Lately, my schedule has been so hectic that I really have to plan out my time closely. Workouts, meal prep, driving, cleaning, I try to stay on top of a schedule in order to use my time the best I can. However, it can be so frustrating when I set up time to write or think of new ideas and simply cannot get the creative juices flowing. Has that ever happened to you?!
I’m a pretty creative person, but with enough distractions and procrastination, my mind can go as blank a wall. When my schedule is packed though, there’s really no time for this nonsense. I’ve found that my most creative time of the day is in the morning, so if I can carve out a chunk of time to write or brainstorm with coffee in hand before the craziness starts to set in, I’m usually better off than when I’m burnt out and overwhelmed towards the end.
If it seems like every time you try to write or be creative you mind looks like a desert, it will be okay! Writer’s block is totally normal, the main thing is you need to push through it. No matter what just keep trying and eventually it will come naturally again. I’ve gone through this a couple of times with blogging. I’ll have great ideas, but then when I go to write it sounds robotic or really generic. I’ve just had to work through the awkwardness and keeping rolling, things usually get better (also a slight motto for my life…).
Here are some of my quick tips if you’re stuck and can’t figure out how to shake it out (props if you didn’t sing Taylor Swift right there):
Set Up Your Space
Where are you trying to work? Is it a good environment for you to be creative? It’s almost impossible for me to write with the TV on, and sometimes I do my best writing on the floor. I love a candle lit, a cup of coffee nearby, and usually in my sweats – no shame. Make sure that you have a place to work that is conducive to what you need to get done. Set yourself up by success by setting your room up for success.
Clear Your Mind
Sometimes there’s just too much garbage in your mind that’s not doing you any favors but taking up space. Clear your head of all the unnecessary thoughts so you can focus on what’s at hand right now. With a clear head, you can let the present take over and not be distracted by the past or the future. Here’s some of the easiest ways I know to clear your mind:
Go for a run – my favorite when I’m stressed or can’t focus
Do a quick yoga session – sun salutations are a simple way to connect your breath and your actions in the moment
Takes some deep breaths and focus on an object – Focus on something nearby and take deep, full breaths in to stay in the present
Let it out – Journal, talk, dance, jump, just get those emotions or thoughts out in to the open so you can move on to what’s at hand
Create a Vision Board
This will help you focus if you start to lose your direction. Take up some wall space and washi or painter’s tape and post up what inspires you. Post pictures of places you love, quotes that keep you going, your dreams and your goals. Reflect on this when you’re struggling to remind yourself of where you’re going and why. If you don’t have good wall space for that, create a private Pinterest board to compile your vision, or use your background of your computer or fun for that bit of inspiration.
Go Somewhere Different
Sometimes all you need is a change of pace. If you’re in a rut, try going somewhere that can inspire you, or at least give you a new environment. I’m not sure why this makes all the difference, but I know from first hand experience that it can act like a fresh start and give you a whole new set of eyes on a problem or situation. Go to a coffee shop, a bar, a park, a library. Find somewhere that’s distracting enough to give you energy but not too distracting where you can’t function.
Don’t Compare Yourself
Today you are you, that is truer than true. There is no one alive who is youer than you. SO STOP TRYING TO COMPARE YOUR SELF. Part of that was Dr. Seuss and part was just me getting frustrated with the fact that we all try and compare our successes to others’. Everyone is on a different path, at a different time, with different tools and different experiences, so trying to see how you hold up against them really doesn’t do any good. Plus it’s just illogical.

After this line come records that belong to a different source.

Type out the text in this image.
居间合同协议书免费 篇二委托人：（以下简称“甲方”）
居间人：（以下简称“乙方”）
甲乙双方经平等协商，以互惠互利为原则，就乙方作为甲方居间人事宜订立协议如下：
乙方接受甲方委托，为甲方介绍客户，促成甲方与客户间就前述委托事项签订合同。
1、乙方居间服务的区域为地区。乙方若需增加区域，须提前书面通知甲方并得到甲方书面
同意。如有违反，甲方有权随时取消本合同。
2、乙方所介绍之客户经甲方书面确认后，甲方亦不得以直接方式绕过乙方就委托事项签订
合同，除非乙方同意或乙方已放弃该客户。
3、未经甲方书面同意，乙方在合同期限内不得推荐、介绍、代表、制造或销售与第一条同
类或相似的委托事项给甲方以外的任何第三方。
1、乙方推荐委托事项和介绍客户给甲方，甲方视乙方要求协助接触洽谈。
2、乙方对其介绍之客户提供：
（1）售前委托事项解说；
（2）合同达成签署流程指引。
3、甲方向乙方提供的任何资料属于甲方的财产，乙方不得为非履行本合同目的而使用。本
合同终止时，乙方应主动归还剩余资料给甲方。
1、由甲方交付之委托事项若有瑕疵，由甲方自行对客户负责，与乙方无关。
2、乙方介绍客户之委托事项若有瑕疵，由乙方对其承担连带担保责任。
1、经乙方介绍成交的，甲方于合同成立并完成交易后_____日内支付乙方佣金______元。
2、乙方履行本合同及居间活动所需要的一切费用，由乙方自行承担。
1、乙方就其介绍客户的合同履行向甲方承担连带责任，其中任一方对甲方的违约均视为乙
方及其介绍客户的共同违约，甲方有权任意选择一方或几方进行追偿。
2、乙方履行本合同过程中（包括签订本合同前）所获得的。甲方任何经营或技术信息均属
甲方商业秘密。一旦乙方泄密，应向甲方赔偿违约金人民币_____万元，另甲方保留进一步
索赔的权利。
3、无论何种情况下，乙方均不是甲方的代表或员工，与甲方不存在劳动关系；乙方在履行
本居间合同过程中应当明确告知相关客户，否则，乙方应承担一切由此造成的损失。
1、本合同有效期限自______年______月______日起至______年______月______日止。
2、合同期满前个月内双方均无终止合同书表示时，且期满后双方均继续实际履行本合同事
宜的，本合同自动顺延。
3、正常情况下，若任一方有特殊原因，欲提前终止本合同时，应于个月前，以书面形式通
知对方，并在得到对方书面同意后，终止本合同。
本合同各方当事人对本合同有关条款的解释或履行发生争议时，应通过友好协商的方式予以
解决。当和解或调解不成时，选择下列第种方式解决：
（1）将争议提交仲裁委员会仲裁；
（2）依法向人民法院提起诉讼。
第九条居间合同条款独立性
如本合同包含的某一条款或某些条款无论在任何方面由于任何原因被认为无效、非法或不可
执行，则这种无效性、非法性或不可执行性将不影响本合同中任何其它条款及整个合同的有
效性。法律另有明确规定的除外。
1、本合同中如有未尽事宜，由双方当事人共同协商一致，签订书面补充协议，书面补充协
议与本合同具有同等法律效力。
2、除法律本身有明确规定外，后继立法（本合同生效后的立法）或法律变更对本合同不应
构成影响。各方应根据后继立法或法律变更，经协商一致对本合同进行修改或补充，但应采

To be creative we need to stop trying to be like someone else, act like someone else, do the things others our doing. We need to be genuinely unique, which is easy because you already are that! This is a simple one! Do you’re own thing and don’t waste your time trying to compare yourself. All you will do is stop your creativity and start copying what they’re doing. So stay true to you (couldn’t sound cheesier but you get the picture) and let you create your own flippin’ path.
I don’t know if you’ve heard of him or not, but Ernest Hemingway used to write every morning. Jerry Seinfeld would come up with at least one new joke a day. Repetition is the greatest way to hone a skill or strengthen a muscle, even on the creative side. If you have a goal to write a book, then you need to write every single day, if you have a goal to be a photographer then you need to take photos every single day, and if you have a goal to knit hats to make bank on Etsy then you need to knit every single day. No matter what you want to accomplish, daily habitual actions can lead to success and growth. All out sprints of extremely focused hard work is great too, but it’s the constant practice that truly makes the difference.